A hundred years ago, a new comic strip was published in the New York Globe. Called Keep Up With The Joneses, it featured the adventures of a family vainly trying to keep up with their well-to-do neighbors. Mr and Mrs McGinis and their daughter were social climbers, people desperately wanting others to think of them as higher on the ladder of success than they really were. The strip was so popular that the term passed into general usage.
Even older than Keeping Up With The Joneses is the notion of conspicuous consumption, first defined by sociologist Thorsten Veblen in 1899 as spending money on expensive things so as to impress other people.
The best status symbols are portable
If they are kept at home or in a safe deposit box, few people will see them and perceptions of our positions are not enhanced. If we carry them around with us, more people can see them, and that’s the point. How often do you see status seekers set their shiny new smartphone on the table or on the bar, where we can’t miss it?
Readily identifiable status items are important to higher and lower social strata alike. At the higher end, handbags, wristwatches, sunglasses, and luggage all need to be instantly recognizable as expensive, hence the logos and proprietary designs.

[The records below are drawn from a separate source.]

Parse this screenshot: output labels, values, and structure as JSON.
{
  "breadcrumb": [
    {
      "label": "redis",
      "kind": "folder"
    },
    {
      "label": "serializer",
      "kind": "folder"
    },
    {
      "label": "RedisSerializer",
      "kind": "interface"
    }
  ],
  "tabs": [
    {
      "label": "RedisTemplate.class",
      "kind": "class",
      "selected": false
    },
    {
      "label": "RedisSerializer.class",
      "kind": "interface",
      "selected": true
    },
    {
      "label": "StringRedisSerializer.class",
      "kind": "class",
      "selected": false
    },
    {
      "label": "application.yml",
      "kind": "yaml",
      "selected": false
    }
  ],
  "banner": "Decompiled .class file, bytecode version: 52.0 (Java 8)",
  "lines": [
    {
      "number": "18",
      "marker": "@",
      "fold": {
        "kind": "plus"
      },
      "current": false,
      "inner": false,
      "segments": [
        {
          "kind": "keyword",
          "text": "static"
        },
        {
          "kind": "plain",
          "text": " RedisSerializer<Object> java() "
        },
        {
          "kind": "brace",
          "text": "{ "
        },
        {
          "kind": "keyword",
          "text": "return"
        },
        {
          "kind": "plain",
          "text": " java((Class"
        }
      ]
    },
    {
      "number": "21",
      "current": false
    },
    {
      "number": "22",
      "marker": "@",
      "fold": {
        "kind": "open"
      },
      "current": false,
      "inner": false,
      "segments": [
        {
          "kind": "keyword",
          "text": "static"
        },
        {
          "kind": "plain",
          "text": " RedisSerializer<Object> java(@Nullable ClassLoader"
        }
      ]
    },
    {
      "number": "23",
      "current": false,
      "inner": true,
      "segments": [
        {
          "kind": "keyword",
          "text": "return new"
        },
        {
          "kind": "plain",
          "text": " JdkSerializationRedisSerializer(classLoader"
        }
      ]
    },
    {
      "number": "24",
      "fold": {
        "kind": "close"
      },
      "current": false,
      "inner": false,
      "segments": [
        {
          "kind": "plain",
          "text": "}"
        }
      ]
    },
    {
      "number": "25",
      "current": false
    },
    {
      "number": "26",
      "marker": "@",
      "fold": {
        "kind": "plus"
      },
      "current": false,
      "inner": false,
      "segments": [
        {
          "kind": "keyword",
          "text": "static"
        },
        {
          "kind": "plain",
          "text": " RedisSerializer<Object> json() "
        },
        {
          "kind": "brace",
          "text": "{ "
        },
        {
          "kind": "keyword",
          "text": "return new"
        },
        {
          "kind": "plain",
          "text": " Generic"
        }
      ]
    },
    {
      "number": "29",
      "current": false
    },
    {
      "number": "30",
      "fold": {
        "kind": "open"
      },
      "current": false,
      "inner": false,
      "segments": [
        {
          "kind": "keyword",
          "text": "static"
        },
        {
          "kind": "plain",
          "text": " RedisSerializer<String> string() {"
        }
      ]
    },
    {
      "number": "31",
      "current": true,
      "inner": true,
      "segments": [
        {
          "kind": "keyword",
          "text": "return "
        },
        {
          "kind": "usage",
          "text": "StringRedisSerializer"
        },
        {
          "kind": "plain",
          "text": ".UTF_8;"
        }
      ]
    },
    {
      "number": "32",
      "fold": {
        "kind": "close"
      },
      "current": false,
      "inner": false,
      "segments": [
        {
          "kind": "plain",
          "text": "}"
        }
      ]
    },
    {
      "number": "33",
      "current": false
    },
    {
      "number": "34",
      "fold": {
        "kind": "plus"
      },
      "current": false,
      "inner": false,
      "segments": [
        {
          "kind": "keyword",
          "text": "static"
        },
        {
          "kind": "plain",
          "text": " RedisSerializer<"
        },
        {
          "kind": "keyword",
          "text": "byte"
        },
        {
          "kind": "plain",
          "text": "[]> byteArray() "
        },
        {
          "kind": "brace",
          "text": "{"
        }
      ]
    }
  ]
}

For those on the lower end, clothing with names writ large and ostentatious jewelry occur frequently. Ironically, as people at the lower end of socioeconomic scales have less experience with luxury goods, the status items need not be authentic to impress the peer group. While high income people can tell a real Rolex from a fake and diamonds from paste, lower income groups are less likely to be able to do so. Do you remember the fake pagers people used to carry around to show how connected they were?
As Great Grandmama used to say, “In my day, people wore clothes with the labels on the inside.”